Tylonycteris robustula

 

Greater Bamboo Bat

Morphological description Life history Distribution Habitat Roost sites and roosting patterns Emergence and flight pattern Foraging behaviour Echolocation calls Status and protection

Tylonycteris robustula

 

Morphological Description

· The larger of two sibling species of bamboo bats found in China.

· Dorsal and ventral fur is brown, and the throat and belly are paler than the back.

· Forearm length 25.0 -29.0 mm , average 27.2 mm . Average wingspan is 195.5 mm. Normally larger than T. pachypus.

· Skull is extremely flat, there are pads on digitoplantar (foot) and elbow joints, all these features being adaptations to roosting in bamboo stems.

· Average weight 4.8g. (all the measurement data as given by Zhang et al., 2005).

Life history

· Birth dates between late May and early June in Guangxi. Gives birth to twins. Pups can fly when 24-27 days old (Zhang et al. 2005).

Distribution

This species is also found in north-east India to Myanmar, Thailand, Malaysia, Indonesia and the Philippines (Bates & Harrison 1997). The Chinese distribution is shown by dots on the map (as given by Zhang et al. (1997).

distribution

Habitat

· Woodland and bamboo forests are typical habitat.

· In Guangxi, this bat live around villages.

Roost sites and roosting behaviour

· This bat does not hibernate, roosting within internodes of bamboo through the whole year.

· Lives sympatrically with T. pachypus, but rarely roosts together within the same internode at the same time.

Emergence and flight pattern

· Emerges twice each night in dawn and dusk, normally foraging about twenty minutes each bout.

· Flight is relatively slow, with high manoeuvrability. Can hover briefly in front of bamboos, but not as long as T. pachypus can.

· Wing span averaged 195 cm, wing area 5904 mm2, wing loading 7.7 Nm-2, aspect ratio 6.5 (Zhang et al. 2006).

Foraging behaviour

· Forages around trees and houses, along pathways through the bamboo forest and/or outside the forest, over the bamboo forest. An 'edge' species, though forages in less complex habitats than the smaller and less heavily loaded T. pachypus. Flight speed estimated at 4.8 m/s (Zhang et al. 2006).

· The diet mainly consists of Hymenoptera (62.3% by volume), and Diptera (29.6% by volume).

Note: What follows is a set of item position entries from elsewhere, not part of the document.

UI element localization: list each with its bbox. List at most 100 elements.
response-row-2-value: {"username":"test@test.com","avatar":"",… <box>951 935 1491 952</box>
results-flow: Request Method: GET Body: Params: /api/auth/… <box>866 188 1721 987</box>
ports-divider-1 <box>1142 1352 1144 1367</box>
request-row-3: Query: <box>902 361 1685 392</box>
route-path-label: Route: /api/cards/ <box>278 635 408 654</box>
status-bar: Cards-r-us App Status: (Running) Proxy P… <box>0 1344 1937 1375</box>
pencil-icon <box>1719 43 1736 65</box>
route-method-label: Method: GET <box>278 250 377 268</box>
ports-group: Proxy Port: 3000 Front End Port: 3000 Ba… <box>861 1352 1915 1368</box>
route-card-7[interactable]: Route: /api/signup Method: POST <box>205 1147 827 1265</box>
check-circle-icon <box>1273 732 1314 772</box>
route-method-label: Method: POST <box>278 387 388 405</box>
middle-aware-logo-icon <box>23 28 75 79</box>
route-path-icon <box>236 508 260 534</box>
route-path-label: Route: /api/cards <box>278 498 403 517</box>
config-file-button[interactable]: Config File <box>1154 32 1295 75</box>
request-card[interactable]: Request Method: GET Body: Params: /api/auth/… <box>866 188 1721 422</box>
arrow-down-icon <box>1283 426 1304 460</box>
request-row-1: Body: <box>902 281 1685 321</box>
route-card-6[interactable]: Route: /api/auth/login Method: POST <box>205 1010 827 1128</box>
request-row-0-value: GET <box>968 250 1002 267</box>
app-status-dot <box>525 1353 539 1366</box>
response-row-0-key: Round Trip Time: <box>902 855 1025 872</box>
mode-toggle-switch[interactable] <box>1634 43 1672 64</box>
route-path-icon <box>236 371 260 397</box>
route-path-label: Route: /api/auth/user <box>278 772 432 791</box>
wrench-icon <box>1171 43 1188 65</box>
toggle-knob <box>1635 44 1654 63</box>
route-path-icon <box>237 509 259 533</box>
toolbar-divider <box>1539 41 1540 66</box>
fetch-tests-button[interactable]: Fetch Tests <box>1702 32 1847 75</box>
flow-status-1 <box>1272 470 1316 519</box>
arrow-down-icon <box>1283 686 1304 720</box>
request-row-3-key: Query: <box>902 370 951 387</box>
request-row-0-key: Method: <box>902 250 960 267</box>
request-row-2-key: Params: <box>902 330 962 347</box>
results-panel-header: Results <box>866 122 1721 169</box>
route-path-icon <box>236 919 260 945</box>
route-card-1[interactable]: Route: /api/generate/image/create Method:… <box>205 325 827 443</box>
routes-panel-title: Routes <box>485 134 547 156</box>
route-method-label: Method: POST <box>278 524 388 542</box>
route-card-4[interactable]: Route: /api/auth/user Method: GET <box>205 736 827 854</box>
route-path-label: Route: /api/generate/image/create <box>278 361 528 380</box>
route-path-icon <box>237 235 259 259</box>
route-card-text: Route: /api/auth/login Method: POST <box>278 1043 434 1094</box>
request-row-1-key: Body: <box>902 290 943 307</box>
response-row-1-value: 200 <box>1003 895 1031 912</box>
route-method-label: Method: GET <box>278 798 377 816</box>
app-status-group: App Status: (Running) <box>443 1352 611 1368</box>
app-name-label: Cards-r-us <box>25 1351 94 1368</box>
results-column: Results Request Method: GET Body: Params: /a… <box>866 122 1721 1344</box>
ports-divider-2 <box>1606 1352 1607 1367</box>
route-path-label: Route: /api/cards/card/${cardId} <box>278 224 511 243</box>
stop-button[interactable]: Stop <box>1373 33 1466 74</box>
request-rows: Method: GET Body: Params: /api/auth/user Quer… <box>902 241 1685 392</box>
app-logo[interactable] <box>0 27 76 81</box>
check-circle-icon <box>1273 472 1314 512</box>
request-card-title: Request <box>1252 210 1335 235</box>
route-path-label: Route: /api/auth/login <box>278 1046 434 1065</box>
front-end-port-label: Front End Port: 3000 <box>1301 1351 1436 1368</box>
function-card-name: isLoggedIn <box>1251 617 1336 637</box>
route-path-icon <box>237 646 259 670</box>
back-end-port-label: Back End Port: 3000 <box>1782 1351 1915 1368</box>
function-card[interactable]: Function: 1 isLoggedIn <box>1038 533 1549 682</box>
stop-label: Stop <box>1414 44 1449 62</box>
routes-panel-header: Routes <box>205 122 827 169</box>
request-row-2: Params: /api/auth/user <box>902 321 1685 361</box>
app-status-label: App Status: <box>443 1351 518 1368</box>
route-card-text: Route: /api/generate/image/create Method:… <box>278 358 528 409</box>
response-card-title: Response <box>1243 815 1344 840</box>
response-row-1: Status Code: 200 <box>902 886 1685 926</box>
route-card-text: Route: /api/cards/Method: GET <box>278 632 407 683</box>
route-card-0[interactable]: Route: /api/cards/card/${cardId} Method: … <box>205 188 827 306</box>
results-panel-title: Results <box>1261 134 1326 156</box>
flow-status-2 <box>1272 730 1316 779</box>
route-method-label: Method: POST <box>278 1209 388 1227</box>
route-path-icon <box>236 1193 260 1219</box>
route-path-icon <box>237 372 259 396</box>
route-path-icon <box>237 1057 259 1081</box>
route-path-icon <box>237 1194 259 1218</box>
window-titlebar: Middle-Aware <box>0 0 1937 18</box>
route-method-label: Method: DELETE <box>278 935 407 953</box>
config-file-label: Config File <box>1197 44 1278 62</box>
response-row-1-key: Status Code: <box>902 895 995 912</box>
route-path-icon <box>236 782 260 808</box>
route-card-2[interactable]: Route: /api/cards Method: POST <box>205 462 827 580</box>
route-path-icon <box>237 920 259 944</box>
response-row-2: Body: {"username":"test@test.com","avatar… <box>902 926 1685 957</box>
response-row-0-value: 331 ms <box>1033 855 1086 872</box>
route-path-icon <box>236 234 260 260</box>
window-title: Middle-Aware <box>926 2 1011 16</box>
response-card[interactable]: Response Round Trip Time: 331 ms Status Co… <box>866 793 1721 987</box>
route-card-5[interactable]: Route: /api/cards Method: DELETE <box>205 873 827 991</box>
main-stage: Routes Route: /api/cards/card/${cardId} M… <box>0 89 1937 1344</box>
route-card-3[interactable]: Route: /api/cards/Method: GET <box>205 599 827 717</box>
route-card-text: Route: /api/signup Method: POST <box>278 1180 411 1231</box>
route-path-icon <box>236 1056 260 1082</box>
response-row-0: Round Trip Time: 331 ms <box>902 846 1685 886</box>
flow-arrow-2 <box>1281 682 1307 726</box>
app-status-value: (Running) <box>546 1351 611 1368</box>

Small quantities of Coleoptera and Hemiptera were found with traces of Orthoptera, Trichoptera and Ephemeroptera (Zhang et al., 2005b). Has a wider food-niche breadth than T. pachypus, and eats larger prey than that species (Zhang et al., 2005b).

Echolocation calls

Average values for greater bamboo bat echolocation calls, as given by Zhang et al.( 2006), are listed below:

Interpulse interval: 61.3 ms

Call duration: 3.9 ms

Minimum frequency: 47.2 kHz

Maximum frequency: 100.1 kHz

The spectrogram shows clear frequency modulation, with the call beginning at high frequency and ending at a lower frequency, and ending with a more narrowband tail at times.

Analysis of power spectra shows that the maximum power of the call is at a frequency of approximately 57.7 kHz.

waveform and spectrogram

The development of vocalizations in infants is described by Zhang et al. (2005a). Vocalizations serve as precursors of echolocation calls and as isolation calls, and mothers also produce directive calls when searching for infants.

Status and protection

· There is no estimation of population size in China for this species.

· Greater bamboo bats are at LR/lc, assessed by the Red List of Threatened Species (IUCN, 2006) and are not listed in the Law of the People's Republic of China on the Protection of Wildlife in 1989. Widespread on a global scale and locally common in places.

· Bamboo forests should be protected as their habitats.